Governments and politics affect the economic developments of countries and companies should be open to policy changes and seize the opportunities brought by them.
“Institutions of a country, whether explicit or implicit, matter for its economic development. However, how the institutions shape the behavior of market participants are hard to be tracked,” explains Tianyu Zhang, Professor of School of Accountancy and Director of Centre for Institutions and Governance at The Chinese University of Hong Kong (CUHK) Business School.
For the purpose of his research entitled “Does Institutional Knowledge Drive the Information Wedge in Emerging Markets? Evidence from Analysts of Local and Foreign Brokerage Firms in China,” Prof. Zhang and his collaborators have developed a mega political data platform by collecting a huge amount of data from the Chinese media and social network, as well as close to 200,000 analyst reports and annual reports from Chinese firms. This allows his research to understand the role of institutional knowledge in enhancing the information advantage of local financial analysts in China.
Institutions are important to a country’s development. A lot of people in China know this: To succeed in China, entrepreneurs need to understand and cooperate with politics. — Prof. Tianyu Zhang
Using an advanced computer programme, the data is generated and categorised into two broad topics: political (e.g. government’s economic planning) and financial (e.g. profit and loss).
Through running textual analysis on this data, he then compares the performances between foreign firms and local firms in China and found that local analysts have better understanding of the political landscape over foreign firms, and this information advantage have allowed them to perform better in market forecasts.
“These local analysts put more effort in covering the firms from a political perspective are shown to exhibit significantly higher forecast accuracy over the earnings of their target firms,” he says, commenting that this kind of political information is very unique and costly to acquire.
“How well do you know the politicians? How do you interpret their behaviour? This knowledge is more likely to be obtained through private networks and based on real connections – you need to know someone and also who has influence in which policy,” he adds.
Cultural and communication barriers also make it harder for foreign analysts to gain the same level of trust, and that’s why Prof. Zhang believes that “politicians have more trust in local analysts than in foreign analysts.”
His textual analysis enables him to further gain insights into the “political communities” or “factions” with which firms are affiliated, and reveal evidence showing how coordination or competition among politicians under the Chinese political hierarchy has spilled over to the affiliated firms.
CUHK Business School alumnus Mr.
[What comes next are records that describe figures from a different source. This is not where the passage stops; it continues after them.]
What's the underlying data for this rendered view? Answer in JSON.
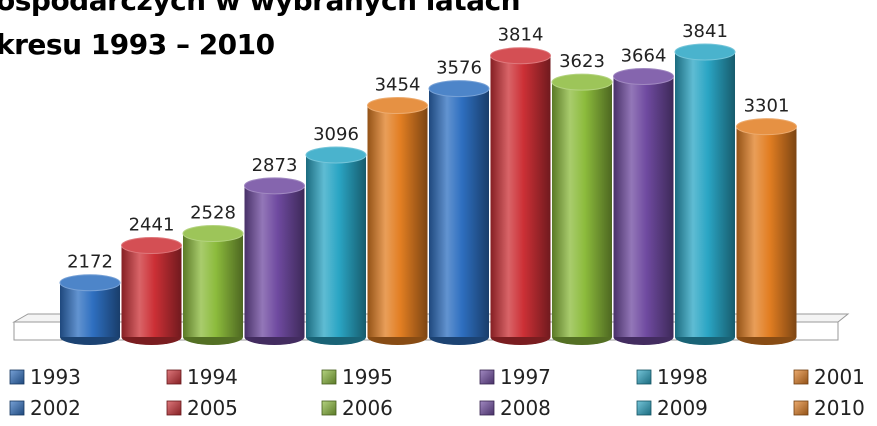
{
  "title": {
    "line1": "ospodarczych  w wybranych latach",
    "line2": "kresu 1993 – 2010"
  },
  "chart_data": {
    "type": "bar",
    "title": "ospodarczych  w wybranych latach kresu 1993 – 2010",
    "xlabel": "",
    "ylabel": "",
    "ylim": [
      0,
      3841
    ],
    "grid": false,
    "legend_position": "bottom",
    "style": "3d-cylinder",
    "series": [
      {
        "name": "1993",
        "value": 2172,
        "color": "#2e6fc0"
      },
      {
        "name": "1994",
        "value": 2441,
        "color": "#cc3036"
      },
      {
        "name": "1995",
        "value": 2528,
        "color": "#8cbb3c"
      },
      {
        "name": "1997",
        "value": 2873,
        "color": "#6f4aa0"
      },
      {
        "name": "1998",
        "value": 3096,
        "color": "#2aa5c4"
      },
      {
        "name": "2001",
        "value": 3454,
        "color": "#e27e22"
      },
      {
        "name": "2002",
        "value": 3576,
        "color": "#2e6fc0"
      },
      {
        "name": "2005",
        "value": 3814,
        "color": "#cc3036"
      },
      {
        "name": "2006",
        "value": 3623,
        "color": "#8cbb3c"
      },
      {
        "name": "2008",
        "value": 3664,
        "color": "#6f4aa0"
      },
      {
        "name": "2009",
        "value": 3841,
        "color": "#2aa5c4"
      },
      {
        "name": "2010",
        "value": 3301,
        "color": "#e27e22"
      }
    ]
  }
}
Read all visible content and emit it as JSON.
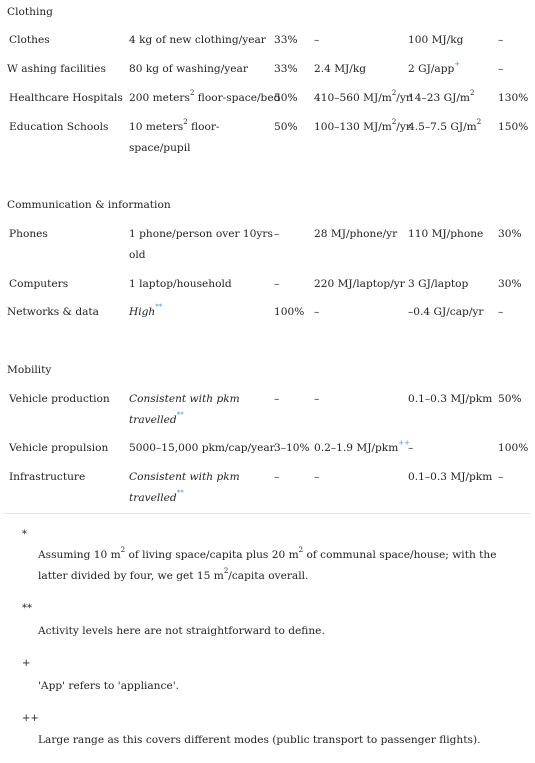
{
  "sections": {
    "clothing": "Clothing",
    "communication": "Communication & information",
    "mobility": "Mobility"
  },
  "rows": {
    "clothes": {
      "name": "Clothes",
      "activity": "4 kg of new clothing/year",
      "share": "33%",
      "operational": "–",
      "embodied": "100 MJ/kg",
      "reduction": "–"
    },
    "washing": {
      "name": "W ashing facilities",
      "activity": "80 kg of washing/year",
      "share": "33%",
      "operational": "2.4 MJ/kg",
      "embodied": "2 GJ/app",
      "embodied_ref": "+",
      "reduction": "–"
    },
    "hospitals": {
      "name": "Healthcare Hospitals",
      "activity_a": "200 meters",
      "activity_sup": "2",
      "activity_b": " floor-space/bed",
      "share": "50%",
      "operational_a": "410–560 MJ/m",
      "operational_sup": "2",
      "operational_b": "/yr",
      "embodied_a": "14–23 GJ/m",
      "embodied_sup": "2",
      "reduction": "130%"
    },
    "schools": {
      "name": "Education Schools",
      "activity_line1a": "10 meters",
      "activity_sup": "2",
      "activity_line1b": " floor-",
      "activity_line2": "space/pupil",
      "share": "50%",
      "operational_a": "100–130 MJ/m",
      "operational_sup": "2",
      "operational_b": "/yr",
      "embodied_a": "4.5–7.5 GJ/m",
      "embodied_sup": "2",
      "reduction": "150%"
    },
    "phones": {
      "name": "Phones",
      "activity_line1": "1 phone/person over 10yrs",
      "activity_line2": "old",
      "share": "–",
      "operational": "28 MJ/phone/yr",
      "embodied": "110 MJ/phone",
      "reduction": "30%"
    },
    "computers": {
      "name": "Computers",
      "activity": "1 laptop/household",
      "share": "–",
      "operational": "220 MJ/laptop/yr",
      "embodied": "3 GJ/laptop",
      "reduction": "30%"
    },
    "networks": {
      "name": "Networks & data",
      "activity": "High",
      "activity_ref": "**",
      "share": "100%",
      "operational": "–",
      "embodied": "–0.4 GJ/cap/yr",
      "reduction": "–"
    },
    "vehicle_production": {
      "name": "Vehicle production",
      "activity_line1": "Consistent with pkm",
      "activity_line2": "travelled",
      "activity_ref": "**",
      "share": "–",
      "operational": "–",
      "embodied": "0.1–0.3 MJ/pkm",
      "reduction": "50%"
    },
    "vehicle_propulsion": {
      "name": "Vehicle propulsion",
      "activity": "5000–15,000 pkm/cap/year",
      "share": "3–10%",
      "operational": "0.2–1.9 MJ/pkm",
      "operational_ref": "++",
      "embodied": "–",
      "reduction": "100%"
    },
    "infrastructure": {
      "name": "Infrastructure",
      "activity_line1": "Consistent with pkm",
      "activity_line2": "travelled",
      "activity_ref": "**",
      "share": "–",
      "operational": "–",
      "embodied": "0.1–0.3 MJ/pkm",
      "reduction": "–"
    }
  },
  "footnotes": [
    {
      "mark": "*",
      "text_a": "Assuming 10 m",
      "sup_a": "2",
      "text_b": " of living space/capita plus 20 m",
      "sup_b": "2",
      "text_c": " of communal space/house; with the latter divided by four, we get 15 m",
      "sup_c": "2",
      "text_d": "/capita overall."
    },
    {
      "mark": "**",
      "text": "Activity levels here are not straightforward to define."
    },
    {
      "mark": "+",
      "text": "'App' refers to 'appliance'."
    },
    {
      "mark": "++",
      "text": "Large range as this covers different modes (public transport to passenger flights)."
    }
  ]
}
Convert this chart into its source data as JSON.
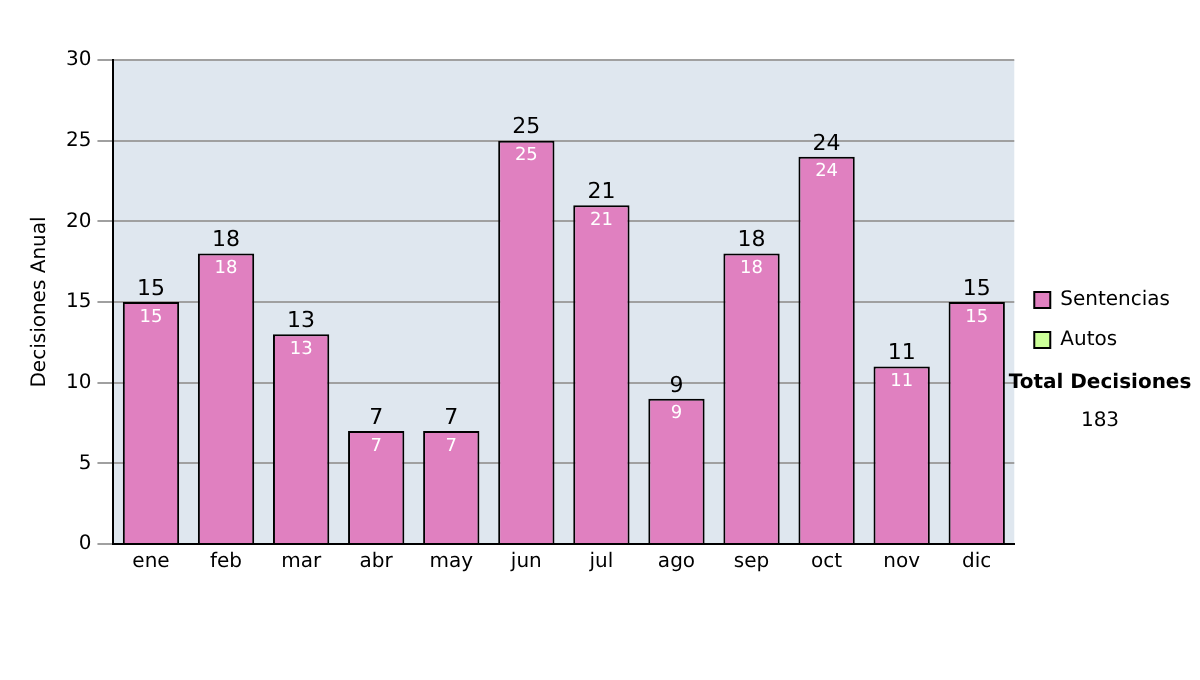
{
  "chart_data": {
    "type": "bar",
    "ylabel": "Decisiones Anual",
    "categories": [
      "ene",
      "feb",
      "mar",
      "abr",
      "may",
      "jun",
      "jul",
      "ago",
      "sep",
      "oct",
      "nov",
      "dic"
    ],
    "series": [
      {
        "name": "Sentencias",
        "color": "#e080c0",
        "values": [
          15,
          18,
          13,
          7,
          7,
          25,
          21,
          9,
          18,
          24,
          11,
          15
        ],
        "value_labels": [
          "15",
          "18",
          "13",
          "7",
          "7",
          "25",
          "21",
          "9",
          "18",
          "24",
          "11",
          "15"
        ]
      },
      {
        "name": "Autos",
        "color": "#ccff99",
        "values": [
          0,
          0,
          0,
          0,
          0,
          0,
          0,
          0,
          0,
          0,
          0,
          0
        ]
      }
    ],
    "stacked": true,
    "totals": [
      "15",
      "18",
      "13",
      "7",
      "7",
      "25",
      "21",
      "9",
      "18",
      "24",
      "11",
      "15"
    ],
    "ylim": [
      0,
      30
    ],
    "yticks": [
      0,
      5,
      10,
      15,
      20,
      25,
      30
    ],
    "grid": "y",
    "legend": "right",
    "annotations": [
      "Total Decisiones",
      "183"
    ]
  }
}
Albert Ng, Chairman, China and Managing Partner, Greater China of EY, holds a similar view that the role of government and its policies are crucial to businesses in any economy, not just in China. “When talking about China, some people still have certain stereotypes: China is mysterious and there’d be a higher chance of corruption and irregularities [as compared to other countries], but what I’d like to emphasis is that government policies are important for companies doing business in any country, and in particular, in China,” Mr. Ng stressed.
For example, the fast and successful developments of Shenzhen and Pudong of Shanghai are outcomes of the far-sighted government policies. Mr. Ng further points out the importance of keeping abreast of policy changes. Companies have to be aware of the changes, so that they can plan for their businesses in the years to come.
In terms of some important changes in China’s economic strategies, Mr. Ng shared that the country’s growth model has shifted from focusing on speed in the past to focusing on sustainability and quality. What’s more, China eased restrictions and simplified procedures for foreign investments and outbound investments have also entered an adjustment period.
In light of this, Mr. Ng suggested that companies should adapt to policy changes and seize new opportunities brought by these changes.
To manage the impact of the ever-changing political and policy changes, we should always keep an open, and rational mind, and maintain a friendly and long-term relationship with the government. — Mr. Albert Ng
For Hong Kong, he emphasised on the current significant government’s initiatives such as the Belt and Road initiative and the Greater Bay Area development, and suggested companies should look into ways to collaborate and create synergy within the region.
The is a post-event report of the fifth talk of China Business Knowledge @ CUHK Luncheon Series held on 19 April 2018 by CUHK Business School. Themed “Understanding China’s Institutions and the Role of Government in the Business World,” Prof. Tianyu Zhang shared with the audience his recent research on the role of institutional knowledge in enhancing the information advantage of local financial analysts in China.